As lice in some areas have become resistant to conventional remedies, desperate parents are turning to newfangled shampoos and pricey delousing house calls. Aside from a handful of treatments vetted by the Food and Drug Administration, the lice business is unregulated. There’s little to stop anyone from setting up shop to sell homegrown anti-lice formulas or comb critters out of kids’ hair. “The louse servicing businesses seem to be spreading faster than the lice themselves,” says Richard Pollack, an entomologist who teaches at the Harvard School of Public Health.

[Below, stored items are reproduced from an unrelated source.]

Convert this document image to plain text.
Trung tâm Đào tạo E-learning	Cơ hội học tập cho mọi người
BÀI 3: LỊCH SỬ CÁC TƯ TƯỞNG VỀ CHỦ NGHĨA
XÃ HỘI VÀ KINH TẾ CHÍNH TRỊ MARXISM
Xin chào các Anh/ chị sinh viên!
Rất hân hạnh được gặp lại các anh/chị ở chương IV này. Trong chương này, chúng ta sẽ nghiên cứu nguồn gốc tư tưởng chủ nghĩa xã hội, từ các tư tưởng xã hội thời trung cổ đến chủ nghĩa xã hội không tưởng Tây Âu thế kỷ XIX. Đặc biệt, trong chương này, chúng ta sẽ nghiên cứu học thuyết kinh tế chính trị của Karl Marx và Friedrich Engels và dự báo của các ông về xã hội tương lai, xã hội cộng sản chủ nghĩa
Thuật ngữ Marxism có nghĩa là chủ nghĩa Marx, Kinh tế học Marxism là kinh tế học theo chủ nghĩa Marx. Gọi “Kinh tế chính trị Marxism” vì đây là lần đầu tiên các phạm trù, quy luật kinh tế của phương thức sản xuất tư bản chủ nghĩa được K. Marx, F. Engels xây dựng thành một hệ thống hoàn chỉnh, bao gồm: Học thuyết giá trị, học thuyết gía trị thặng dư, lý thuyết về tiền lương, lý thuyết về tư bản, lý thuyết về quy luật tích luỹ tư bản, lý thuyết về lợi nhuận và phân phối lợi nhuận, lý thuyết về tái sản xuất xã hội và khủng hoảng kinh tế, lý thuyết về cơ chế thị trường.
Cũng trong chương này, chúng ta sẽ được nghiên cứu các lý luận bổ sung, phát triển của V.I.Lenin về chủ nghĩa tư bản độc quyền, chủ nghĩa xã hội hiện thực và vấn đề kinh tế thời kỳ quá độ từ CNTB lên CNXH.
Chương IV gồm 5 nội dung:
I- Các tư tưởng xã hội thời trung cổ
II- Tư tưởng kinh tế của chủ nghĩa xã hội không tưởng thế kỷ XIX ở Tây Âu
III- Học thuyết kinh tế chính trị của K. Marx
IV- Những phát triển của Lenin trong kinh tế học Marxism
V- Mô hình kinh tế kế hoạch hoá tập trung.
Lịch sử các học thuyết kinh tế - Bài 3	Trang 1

Pediculosis capitis, or head lice, are sesame seed-size parasites that live on human scalps and feed on blood, causing itching in their hosts. They’re most common in children and spread by head-to-head contact. Unlike their body lice cousins, which live on skin and clothing, head lice and pubic lice (better known as crabs) don’t carry disease.

That doesn’t stop parents from freaking out—and shelling out cash for professional help. Lice Treatment Center typically charges between $200 and $500 for a house call, says Liz Solovay, who co-founded the business eight years ago with a pediatrician in Connecticut. They now have 100 employees in 14 states ready to make house calls, and the company will be checking heads at 50 camps this summer. Between nit-picking and selling oil-based treatments, revenue is in the millions, Solovay says.